After 6 d, adherend cells were stimulated with 30 ng/mL LPS (Sigma-Aldrich) and 2 µg/mL SIINFEKL peptide (NeoBiotech) for 72 h. Then, the supernatant from activated BMDCs was collected (from approximately 70 T175 bottles per experiment), debris was removed (2,000 g, 20 min), filtered (0.2 µm), and centrifuged [90 min, 100,000 g, 4 °C using a type 45 Ti fixed-angle rotor (Beckman Coulter)]. EV-containing pellet was resuspended in PBS containing protease inhibitors (Complete tablets, EDTA-free, Roche), pooled, and concentrated using Amicon spin columns. For PKH26 labeling, Diluent C and PKH26 were incubated for 5 min. Staining was stopped by adding 2 mL of sterile-filtered 1% BSA. Excess dye was removed using Amicon spin columns. After washing, labeled EVs were mixed with iodixanol (Optiprep) (60%) and layered onto the bottom of ultraclear centrifuge tubes (Beckman Coulter; Cat no 344062). Another layer of 30% iodixanol diluted in PBS was placed on top, followed by a final layer consisting of filtered PBS. The discontinuous density gradient was then centrifuged for 160,000 g at 4 °C for 18 h in an SW 55 Ti swinging-bucket rotor (Beckman Coulter).

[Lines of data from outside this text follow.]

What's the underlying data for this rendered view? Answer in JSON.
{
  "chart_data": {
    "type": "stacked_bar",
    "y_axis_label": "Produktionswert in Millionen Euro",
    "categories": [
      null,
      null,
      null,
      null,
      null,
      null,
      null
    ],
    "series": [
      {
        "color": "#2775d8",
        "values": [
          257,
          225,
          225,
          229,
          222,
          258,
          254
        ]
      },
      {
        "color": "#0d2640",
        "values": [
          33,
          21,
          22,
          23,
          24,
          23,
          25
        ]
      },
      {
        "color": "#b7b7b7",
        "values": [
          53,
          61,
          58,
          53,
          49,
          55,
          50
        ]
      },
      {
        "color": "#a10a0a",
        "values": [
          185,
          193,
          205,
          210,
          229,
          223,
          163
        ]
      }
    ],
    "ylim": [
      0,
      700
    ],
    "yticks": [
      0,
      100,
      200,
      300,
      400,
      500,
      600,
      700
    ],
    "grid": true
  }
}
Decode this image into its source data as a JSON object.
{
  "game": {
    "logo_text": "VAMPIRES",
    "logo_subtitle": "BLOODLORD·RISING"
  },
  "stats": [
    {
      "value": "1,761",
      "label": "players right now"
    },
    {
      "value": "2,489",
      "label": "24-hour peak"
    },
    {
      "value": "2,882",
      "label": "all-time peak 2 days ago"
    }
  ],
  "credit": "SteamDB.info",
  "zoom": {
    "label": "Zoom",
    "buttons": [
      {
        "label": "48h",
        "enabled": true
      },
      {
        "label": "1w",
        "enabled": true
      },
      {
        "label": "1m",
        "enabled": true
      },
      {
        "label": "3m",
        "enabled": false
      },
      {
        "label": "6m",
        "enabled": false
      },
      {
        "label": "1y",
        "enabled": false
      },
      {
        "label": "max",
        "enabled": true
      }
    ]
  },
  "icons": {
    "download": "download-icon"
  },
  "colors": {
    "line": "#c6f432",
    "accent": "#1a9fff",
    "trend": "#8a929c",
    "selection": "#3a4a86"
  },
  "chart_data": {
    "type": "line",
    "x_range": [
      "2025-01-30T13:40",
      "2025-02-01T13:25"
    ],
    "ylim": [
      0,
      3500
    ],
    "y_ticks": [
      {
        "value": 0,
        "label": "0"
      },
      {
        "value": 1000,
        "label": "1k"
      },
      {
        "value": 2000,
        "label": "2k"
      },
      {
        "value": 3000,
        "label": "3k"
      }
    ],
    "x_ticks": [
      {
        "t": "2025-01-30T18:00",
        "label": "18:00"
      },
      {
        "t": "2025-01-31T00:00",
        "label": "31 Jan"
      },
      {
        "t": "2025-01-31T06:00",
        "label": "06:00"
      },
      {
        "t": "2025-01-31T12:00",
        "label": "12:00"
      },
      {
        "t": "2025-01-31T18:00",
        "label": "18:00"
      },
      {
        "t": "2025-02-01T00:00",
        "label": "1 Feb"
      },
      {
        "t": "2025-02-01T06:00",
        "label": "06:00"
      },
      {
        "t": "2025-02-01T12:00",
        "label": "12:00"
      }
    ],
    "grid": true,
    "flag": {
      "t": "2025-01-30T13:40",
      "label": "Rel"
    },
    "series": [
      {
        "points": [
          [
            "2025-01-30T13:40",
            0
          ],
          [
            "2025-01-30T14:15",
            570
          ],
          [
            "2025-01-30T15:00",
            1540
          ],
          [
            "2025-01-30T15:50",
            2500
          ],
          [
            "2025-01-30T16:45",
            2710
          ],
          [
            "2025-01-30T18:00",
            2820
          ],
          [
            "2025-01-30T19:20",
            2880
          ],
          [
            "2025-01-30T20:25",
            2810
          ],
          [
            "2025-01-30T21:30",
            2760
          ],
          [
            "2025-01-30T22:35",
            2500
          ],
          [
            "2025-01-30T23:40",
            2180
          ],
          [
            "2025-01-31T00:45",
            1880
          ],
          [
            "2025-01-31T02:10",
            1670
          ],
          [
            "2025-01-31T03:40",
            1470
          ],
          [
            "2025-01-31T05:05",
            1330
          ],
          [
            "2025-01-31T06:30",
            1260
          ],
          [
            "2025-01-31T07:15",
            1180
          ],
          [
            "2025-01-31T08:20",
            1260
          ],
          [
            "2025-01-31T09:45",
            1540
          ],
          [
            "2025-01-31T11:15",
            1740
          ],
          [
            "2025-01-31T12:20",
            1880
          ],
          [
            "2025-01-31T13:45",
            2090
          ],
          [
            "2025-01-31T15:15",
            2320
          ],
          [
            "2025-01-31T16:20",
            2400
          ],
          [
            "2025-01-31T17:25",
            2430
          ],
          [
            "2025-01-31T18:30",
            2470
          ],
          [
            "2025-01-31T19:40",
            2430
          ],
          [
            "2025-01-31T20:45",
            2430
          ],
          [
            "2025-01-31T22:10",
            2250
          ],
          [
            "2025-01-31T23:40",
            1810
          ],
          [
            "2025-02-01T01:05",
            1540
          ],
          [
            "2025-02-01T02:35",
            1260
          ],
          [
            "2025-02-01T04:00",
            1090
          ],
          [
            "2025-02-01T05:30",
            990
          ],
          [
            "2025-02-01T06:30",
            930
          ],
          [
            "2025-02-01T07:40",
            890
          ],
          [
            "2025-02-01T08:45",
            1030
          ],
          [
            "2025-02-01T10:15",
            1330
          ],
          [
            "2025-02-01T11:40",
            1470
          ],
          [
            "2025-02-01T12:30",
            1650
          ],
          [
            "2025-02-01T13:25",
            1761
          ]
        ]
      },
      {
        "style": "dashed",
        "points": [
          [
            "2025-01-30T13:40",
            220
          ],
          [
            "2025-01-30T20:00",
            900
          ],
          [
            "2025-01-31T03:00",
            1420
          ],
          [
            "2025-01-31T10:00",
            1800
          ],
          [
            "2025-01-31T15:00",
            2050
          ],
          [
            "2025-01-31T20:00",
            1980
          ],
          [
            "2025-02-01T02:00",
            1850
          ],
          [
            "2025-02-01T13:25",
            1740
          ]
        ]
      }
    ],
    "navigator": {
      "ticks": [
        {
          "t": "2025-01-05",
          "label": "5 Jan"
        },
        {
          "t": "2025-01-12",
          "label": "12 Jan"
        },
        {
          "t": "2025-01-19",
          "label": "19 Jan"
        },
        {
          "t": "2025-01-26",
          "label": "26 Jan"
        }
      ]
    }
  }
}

Then, 500 µL fractions were collected from the top of the gradient. Fractions 3 to 8 were pooled, washed, and concentrated using Amicon spin columns. Concentration of EVs was determined using Nanoparticle Tracking Analysis (NTA). Then, 2 to 7 × 10¹¹ EVs were injected into recipient mice. For PKH26-only controls, PKH26 and Diluent C were added to PBS, containing protease inhibitor, without EVs. Subsequently, the same protocol as for the EV-containing samples was adhered to and fractions 3 to 8 were pooled after the iodinaxol gradient ultracentrifugation. Concentrated fractions were injected into recipient mice at day five of LCMV infection.

Statistical Analysis.

For statistical analysis, the PRISM software (GraphPad Software) was used. Significance was analyzed using Student’s t test or one-way ANOVA test unless stated otherwise, with *P < 0.05, **P < 0.01, and ***P < 0.001. Bar graphs show average ±SD.

Supplementary Material

Appendix 01 (PDF)

Data, Materials, and Software Availability

RNAseq data have been deposited in Gene Expression Omnibus (GSE201507) (92).